The Australian Brandenburg Orchestra had chosen to open their 2014 Season – their 25th! – with the Bach Magnificat. Bolstered by the Brandenburg Choir and select guest soloists, this truly grand piece of music was a sharp choice for a number of reasons.
Firstly, the Magnificat is Bach, the composer who gives the Orchestra its name and much of its inspiration. Like all of Bach, it satisfies on many levels – intellectual, artistic and, most importantly, emotive. Written in 1723 to impress Bach’s new employers, the Liepzig Town Council, the Magnificat is 12 short movements (with an additional four linking movements) that utilise a stunning variety of orchestral and voice combinations.
Leader Paul Dyer chose a rarely performed revised version of the work for tonight – as ever, going for authenticity and period veracity.
All of this combined to make the Magnificat the perfect vehicle for The Brandenburg, one that showed the Orchestra’s (and Choir’s) formidable strengths in the brightest possible light. In short, there couldn’t have been a better choice to open The Brandenburg’s 25th anniversary celebrations.
Paul Dyer, as ever, drew sparkling and full-blooded performances from the Orchestra, his expansive and quite obvious joy in the music inspiring both players and audience. The heightened mood drew exceptional performances from all, especially soprano Jane Sheldon, soaring both in intimate settings and over the full force of the Orchestra and Choir.

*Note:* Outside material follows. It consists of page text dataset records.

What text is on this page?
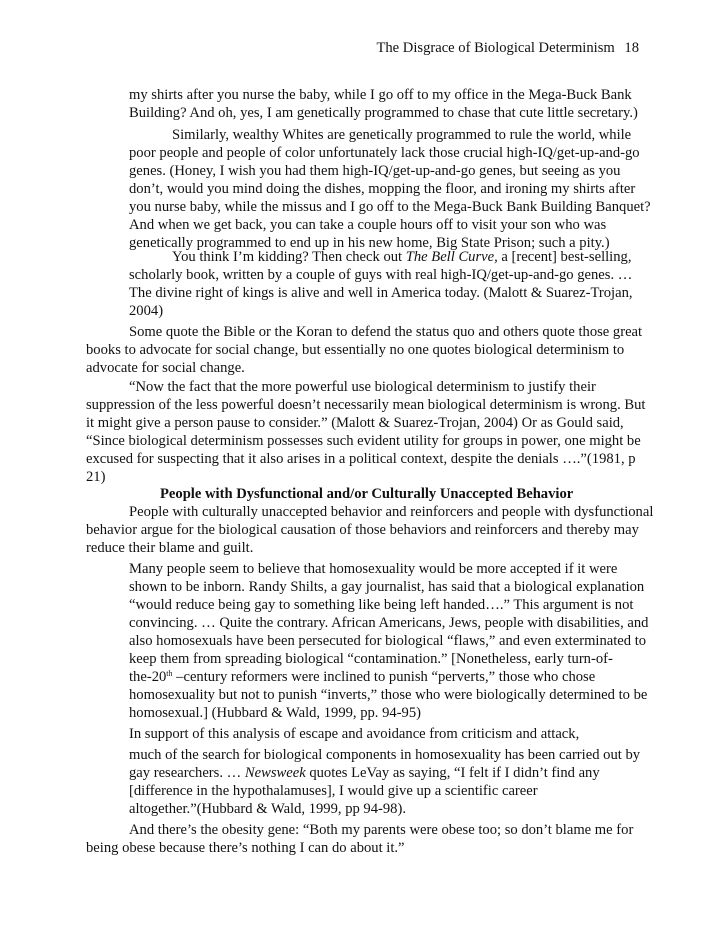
The Disgrace of Biological Determinism 18
my shirts after you nurse the baby, while I go off to my office in the Mega-Buck Bank
Building? And oh, yes, I am genetically programmed to chase that cute little secretary.)
Similarly, wealthy Whites are genetically programmed to rule the world, while
poor people and people of color unfortunately lack those crucial high-IQ/get-up-and-go
genes. (Honey, I wish you had them high-IQ/get-up-and-go genes, but seeing as you
don’t, would you mind doing the dishes, mopping the floor, and ironing my shirts after
you nurse baby, while the missus and I go off to the Mega-Buck Bank Building Banquet?
And when we get back, you can take a couple hours off to visit your son who was
genetically programmed to end up in his new home, Big State Prison; such a pity.)
You think I’m kidding? Then check out The Bell Curve, a [recent] best-selling,
scholarly book, written by a couple of guys with real high-IQ/get-up-and-go genes. …
The divine right of kings is alive and well in America today. (Malott & Suarez-Trojan,
2004)
Some quote the Bible or the Koran to defend the status quo and others quote those great
books to advocate for social change, but essentially no one quotes biological determinism to
advocate for social change.
“Now the fact that the more powerful use biological determinism to justify their
suppression of the less powerful doesn’t necessarily mean biological determinism is wrong. But
it might give a person pause to consider.” (Malott & Suarez-Trojan, 2004) Or as Gould said,
“Since biological determinism possesses such evident utility for groups in power, one might be
excused for suspecting that it also arises in a political context, despite the denials ….”(1981, p
21)
People with Dysfunctional and/or Culturally Unaccepted Behavior
People with culturally unaccepted behavior and reinforcers and people with dysfunctional
behavior argue for the biological causation of those behaviors and reinforcers and thereby may
reduce their blame and guilt.
Many people seem to believe that homosexuality would be more accepted if it were
shown to be inborn. Randy Shilts, a gay journalist, has said that a biological explanation
“would reduce being gay to something like being left handed….” This argument is not
convincing. … Quite the contrary. African Americans, Jews, people with disabilities, and
also homosexuals have been persecuted for biological “flaws,” and even exterminated to
keep them from spreading biological “contamination.” [Nonetheless, early turn-of-
the-20th –century reformers were inclined to punish “perverts,” those who chose
homosexuality but not to punish “inverts,” those who were biologically determined to be
homosexual.] (Hubbard & Wald, 1999, pp. 94-95)
In support of this analysis of escape and avoidance from criticism and attack,
much of the search for biological components in homosexuality has been carried out by
gay researchers. … Newsweek quotes LeVay as saying, “I felt if I didn’t find any
[difference in the hypothalamuses], I would give up a scientific career
altogether.”(Hubbard & Wald, 1999, pp 94-98).
And there’s the obesity gene: “Both my parents were obese too; so don’t blame me for
being obese because there’s nothing I can do about it.”
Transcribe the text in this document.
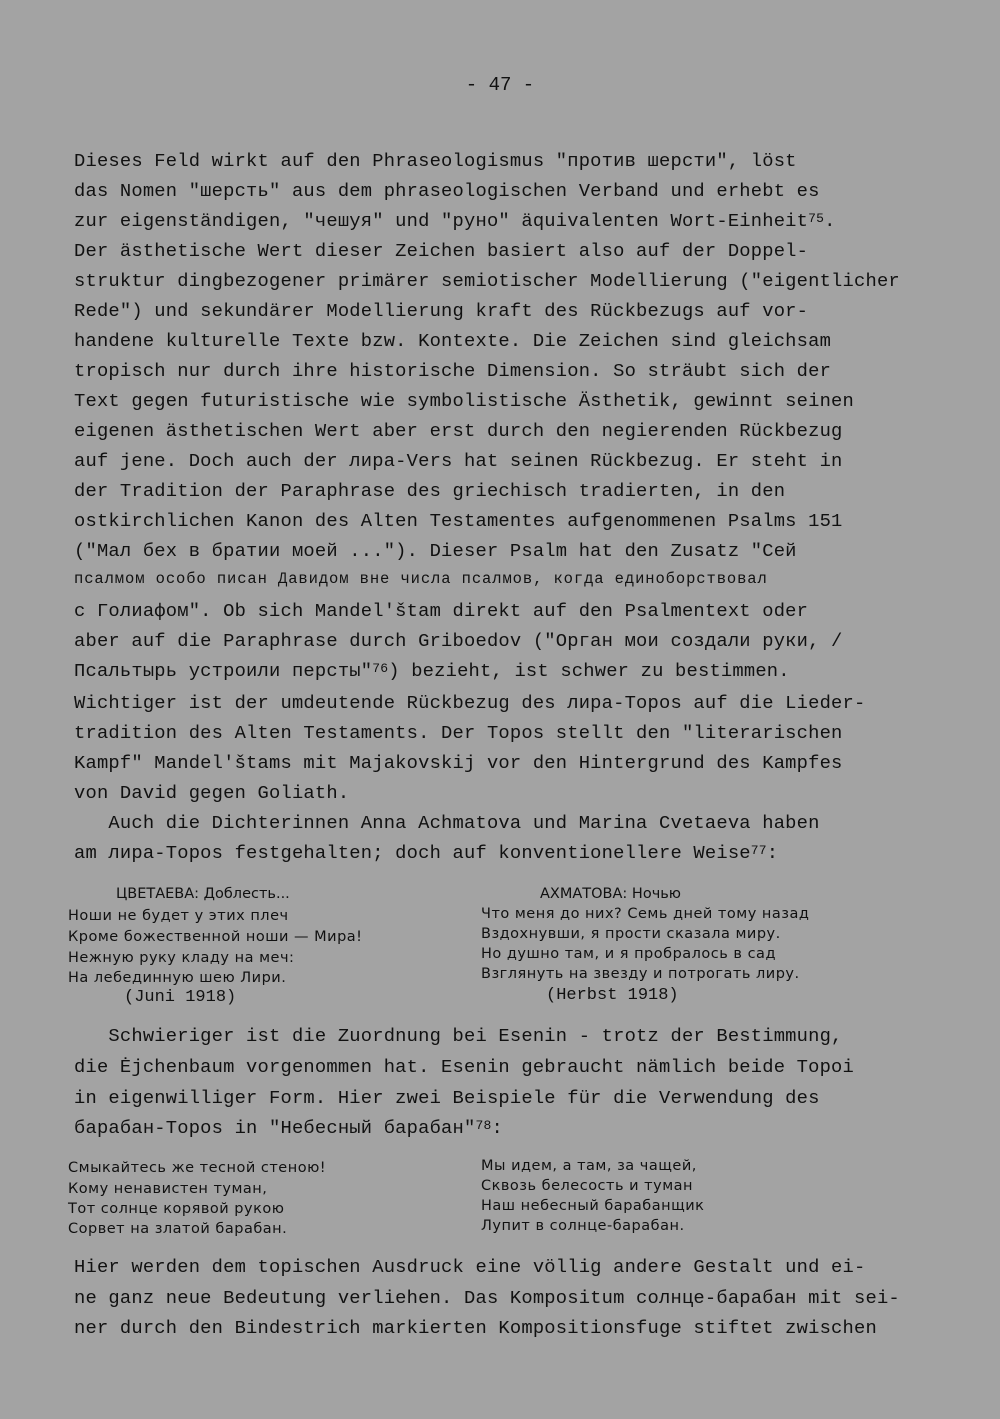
- 47 -
Dieses Feld wirkt auf den Phraseologismus "против шерсти", löst
das Nomen "шерсть" aus dem phraseologischen Verband und erhebt es
zur eigenständigen, "чешуя" und "руно" äquivalenten Wort-Einheit$^{75}$.
Der ästhetische Wert dieser Zeichen basiert also auf der Doppel-
struktur dingbezogener primärer semiotischer Modellierung ("eigentlicher
Rede") und sekundärer Modellierung kraft des Rückbezugs auf vor-
handene kulturelle Texte bzw. Kontexte. Die Zeichen sind gleichsam
tropisch nur durch ihre historische Dimension. So sträubt sich der
Text gegen futuristische wie symbolistische Ästhetik, gewinnt seinen
eigenen ästhetischen Wert aber erst durch den negierenden Rückbezug
auf jene. Doch auch der лира-Vers hat seinen Rückbezug. Er steht in
der Tradition der Paraphrase des griechisch tradierten, in den
ostkirchlichen Kanon des Alten Testamentes aufgenommenen Psalms 151
("Мал бех в братии моей ..."). Dieser Psalm hat den Zusatz "Сей
псалмом особо писан Давидом вне числа псалмов, когда единоборствовал
с Голиафом". Ob sich Mandel'štam direkt auf den Psalmentext oder
aber auf die Paraphrase durch Griboedov ("Орган мои создали руки, /
Псальтырь устроили персты"$^{76}$) bezieht, ist schwer zu bestimmen.
Wichtiger ist der umdeutende Rückbezug des лира-Topos auf die Lieder-
tradition des Alten Testaments. Der Topos stellt den "literarischen
Kampf" Mandel'štams mit Majakovskij vor den Hintergrund des Kampfes
von David gegen Goliath.
Auch die Dichterinnen Anna Achmatova und Marina Cvetaeva haben
am лира-Topos festgehalten; doch auf konventionellere Weise$^{77}$:
ЦВЕТАЕВА: Доблесть...
Ноши не будет у этих плеч
Кроме божественной ноши — Мира!
Нежную руку кладу на меч:
На лебединную шею Лири.
(Juni 1918)
АХМАТОВА: Ночью
Что меня до них? Семь дней тому назад
Вздохнувши, я прости сказала миру.
Но душно там, и я пробралось в сад
Взглянуть на звезду и потрогать лиру.
(Herbst 1918)
Schwieriger ist die Zuordnung bei Esenin - trotz der Bestimmung,
die Ėjchenbaum vorgenommen hat. Esenin gebraucht nämlich beide Topoi
in eigenwilliger Form. Hier zwei Beispiele für die Verwendung des
барабан-Topos in "Небесный барабан"$^{78}$:
Смыкайтесь же тесной стеною!
Кому ненавистен туман,
Тот солнце корявой рукою
Сорвет на златой барабан.
Мы идем, а там, за чащей,
Сквозь белесость и туман
Наш небесный барабанщик
Лупит в солнце-барабан.
Hier werden dem topischen Ausdruck eine völlig andere Gestalt und ei-
ne ganz neue Bedeutung verliehen. Das Kompositum солнце-барабан mit sei-
ner durch den Bindestrich markierten Kompositionsfuge stiftet zwischen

Counter-tenor Maximilian Riebl also impressed – his remarkable voice was entirely transporting, whether in duet with tenor Richard Butler or in solo. Against the more human-scale period sound of the Brandenburg, Riebl’s voice was other-worldly, haloed with a luminous quality.
The Orchestra returned after interval, minus Choir, with another Bach: the Orchestral Suite No.4 in D major. This showed the lighter nature of The Brandenburg’s sound, one that in contrast to modern, more super-charged ensembles, is a true delight. The instruments speak in a more human tongue, their Baroque period voices and timbres a gentler call from across the ages. The passages for woodwinds (flute, recorder, oboe, bassoon) and period brass filled the Hall with the woody air of a long-gone European court dance.
To mark this landmark year, The Brandenburg commissioned international composer Elena Kats-Chernin to write a unique work for them. Kats-Chernin is a garlanded composer of renown, having written for the Sydney Olympics Opening Ceremony as well as a wide and prolific range of international commissions.
Her piece for The Brandenburg, the wittily titled Prelude and Cube, yanked the audience, orchestra (and choir) into the 21st century. Using the Bach Magnificat as a ‘trigger’ for her work, Kats-Chernin overlaid combinations of instruments and styles in a fast-moving, dazzling and challenging thrill-ride. Over the work’s two movements, all aspects of the players and vocalists were touched upon in an array of combinations: traditional, modern-adaptation and strikingly original.
With the almost electric voice of Christina Leonard’s soprano saxophone flying high over it all, and touches of jazz (and even blues) rising out of the music, Prelude and Cube played to the great strengths of The Brandenburg in a way almost too big for the Hall. I might have enjoyed it even more if her writing had played to their humbler side as well.
Prelude and Cube was the perfect mirror image and foil to the Bach Magificat – though divided by almost three centuries they are both sides of the same shimmering coin, both expansive, inventive and joyous pieces.
Expansive. Inventive. Joyous. These words describe The Australian Brandenburg Orchestra under Paul Dyer perfectly. To think that Dyer’s passion has kept the Orchestra moving from strength to strength over 25 years is an inspiration for all of us – not only for any of us in the Arts but to all of us in our daily lives.
And that is something worth celebrating.